染織家の吉岡更紗です。朱色、紅、古代紫、葡萄色、藍色、萌黄色…日本では様々な美しい色の名前がつけられてきました。それぞれに意味があり、背景があったりして、それがまた日本の歴史の奥深さを感じるところでもあります。今回は、「桜鼠(さくらねずみ)」についてご紹介致します。

今年の春は、その言葉通りに「三寒四温」を幾度も繰り返し、例年より桜を長く楽しめたような気が致します。京都では3月末から4月中旬まで、美しく咲くソメイヨシノやしだれ桜の姿を眺めることができました。「桜は満月の頃に合わせて美しく咲く」と以前伺ったことがあるのですが、13日の夜は日中に降った強い雨も上がり、輝く満月の下、美しい桜の花を愛でることができました。
桜の花色を表す色を「桜色」といいますが、もう1つ「桜鼠」という色名があります。淡い紅色にやや灰色、薄墨がかかったような、くすんだ淡い桜色です。紅花で桜色に染めた後に、檳榔樹(びんろうじゅ)の実で染めて、その後鉄分で媒染することによって薄い墨色を重ねてあらわします。
この色合いは、『古今和歌集』にある上野岑雄(かみつけのみねお)が友人であった時の関白太政大臣藤原基経が亡くなり、京都の東南にある深草の地に埋葬された際に詠んだ歌に由来していると言われています。
「深草の野辺の桜し心あらば今年ばかりは墨染めに咲け」
平安時代、この深草は貴族の別荘が多くあり、桜の名所がありました。岑雄は、親しい人が亡くなったときに、喪に服し鈍色の衣装を着るのだから、せめて今年だけはこの美しい桜も墨がかかったような色に咲いて欲しい、と詠んだのです。そうすると薄墨色の桜の花が咲いたと伝えられています。
現在では深草のやや南に「墨染(すみぞめ)」という地名がありますが、これもこの歌が由来になっています。現在は「墨染寺(ぼくせんじ)」と呼ばれる寺があり、薄墨桜を楽しむことができます。そして、奈良の薬師寺にも薄墨桜があり、毎年3月末花会式の行われる頃に開花します。今年は丁度結願の夜に伺う機会がありましたので、その美しい姿を拝見することができました。
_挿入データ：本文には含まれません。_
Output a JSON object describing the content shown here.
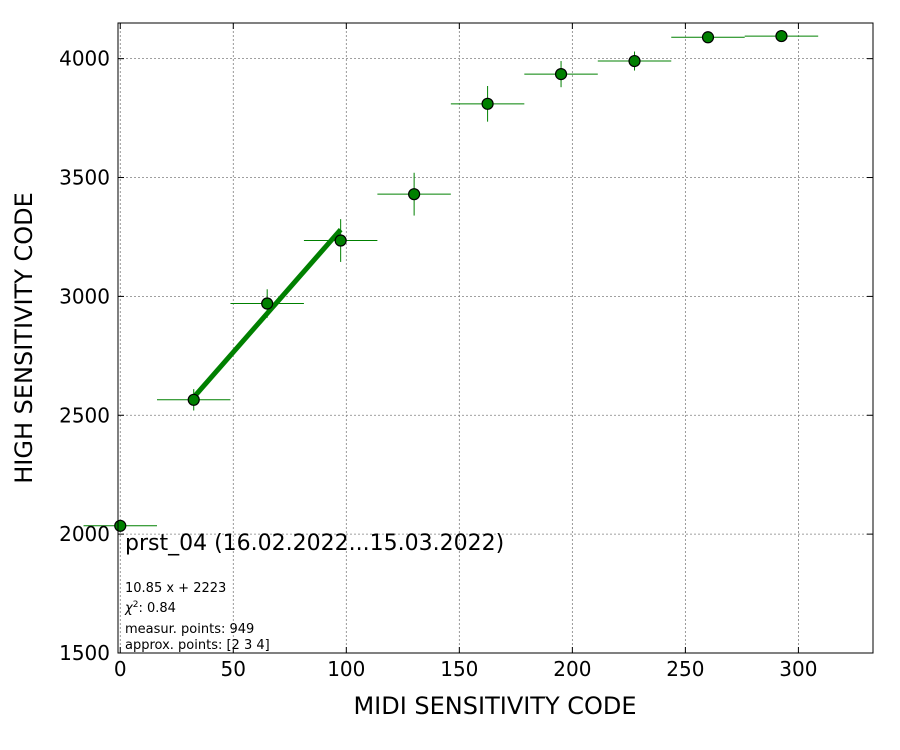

さて、『源氏物語』「薄雲」の帖で、光源氏が愛した継母にあたる藤壺宮が光源氏に看取られて亡くなる場面があります。彼女の死を悼んで、殿上人は「なべてひとつ色に黒みわたりて」=みな鈍色の衣装を身に着けて喪に服した、と書かれています。
丁度桜の美しい季節で、光源氏は、「二条院の御前の桜を御覧じても、花の宴の折など思し出づ。『今年ばかりは』と、一人ごちたまひて」=二条院の庭先の桜をご覧になっても、花の宴の時のことを思い出され、「今年ばかりは(桜も薄墨色に咲いて欲しい)」と独り言をいいます。
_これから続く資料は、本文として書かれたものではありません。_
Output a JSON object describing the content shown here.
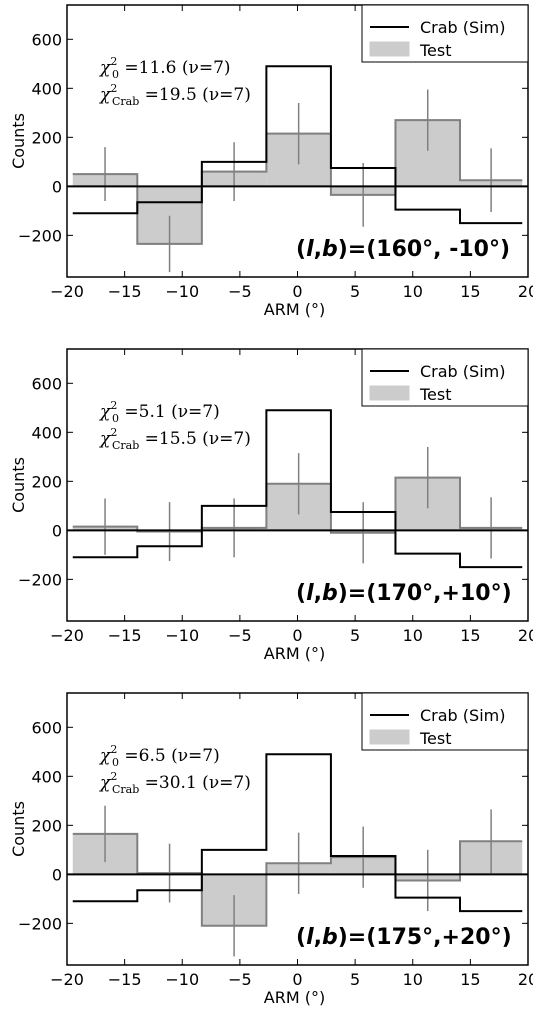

岑雄の詠った歌を、知識豊かな紫式部は知っていて、光源氏が継母でありながら心を寄せ、やがて子を生した藤壺の死の際に悲しみに暮れながら桜を見て、「今年ばかりは」と一言だけを言ったと書いています。その一言だけで、大変悲しみにくれていて、そしてあまりに美しく咲いている桜も、鈍色がかかった桜に咲いて欲しいと思う彼の心の内側を表現しているのです。

吉岡更紗
染織家・染司よしおか6代目
京都市生まれ、京都市在住。紫根、紅花、藍などすべて自然界に存在する染料で古法に倣い染織を行う「染司よしおか」の6代目。東大寺二月堂修二会や薬師寺花会式など古社寺の行事に染和紙を納める仕事もしているため、冬から春にかけてが一番好きな季節。美しい日本の色を生み出すために、日々研鑽を積む。